Step forward Lyden and friends once more who have just shown in a mouse model of pancreatic cancer that exosomes found their way to the liver during the tumour’s earliest stages. Exosomes are taken up by some of the liver cells and this sets off a chain of cell-to-cell signals that eventually cause the accumulation of a kind of molecular glue (fibronectin). This is the critical ingredient in a microenvironment that attracts tumour cells and promotes their growth as a metastasis (secondary growth). So you can think of exosomes as a kind of environmental educator.

Exosome Fig

Exosomes released from primary tumours can mark a niche for metastasis.

The small sacs of goodies called exosomes are carried to the liver where they fuse with some cells, setting off a chain reaction that produces a sticky protein – fibronectin – a kind of glue for immune cells and tumour cells. (from Costa-Silva, B., Lyden, D. et al., Nature Cell Biology 17, 816–826, 2015).

The recent, remarkable technical advances that permit the isolation of exosomes also make it possible to fish out circulating tumour cells and tumour DNA from a mere teaspoonful of blood.

Circulating tumour cells have already been used to monitor patient responses to chemotherapy – when a treatment works the numbers drop: a gradual rise is the earliest indicator of the treatment failing.

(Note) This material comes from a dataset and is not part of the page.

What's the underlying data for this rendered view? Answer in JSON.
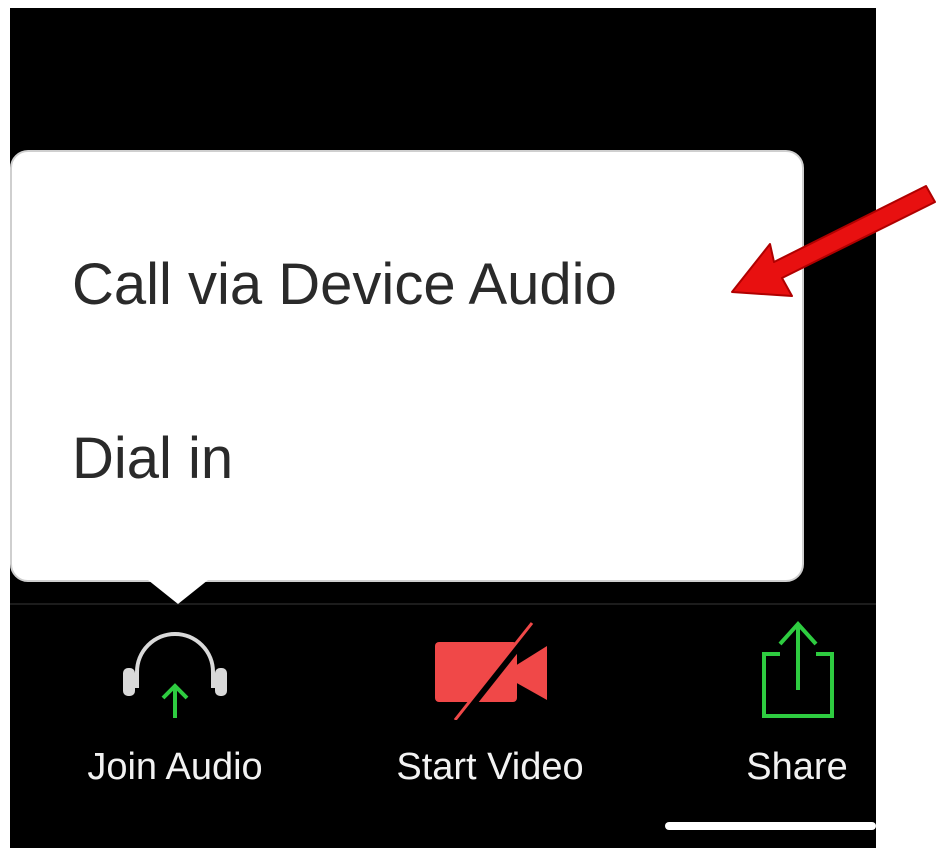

Even more exciting, this approach offers the possibility of detecting the presence of cancers years, perhaps decades, earlier than can presently be achieved. Coupling this to the capacity to sequence the DNA of the isolated cells to yield a genetic signature of the individual tumor can provide the basis for drug treatment. There are still considerable reservations attached to this approach but if it does drastically shift the stage at which we can detect tumors it may also transpire that their more naïve forms, in which fewer mutations have accumulated, are more susceptible to inhibitory drugs. If that were to be the case then even our currently rather bare, though slowly expanding, drug cabinet may turn out to be quite powerful.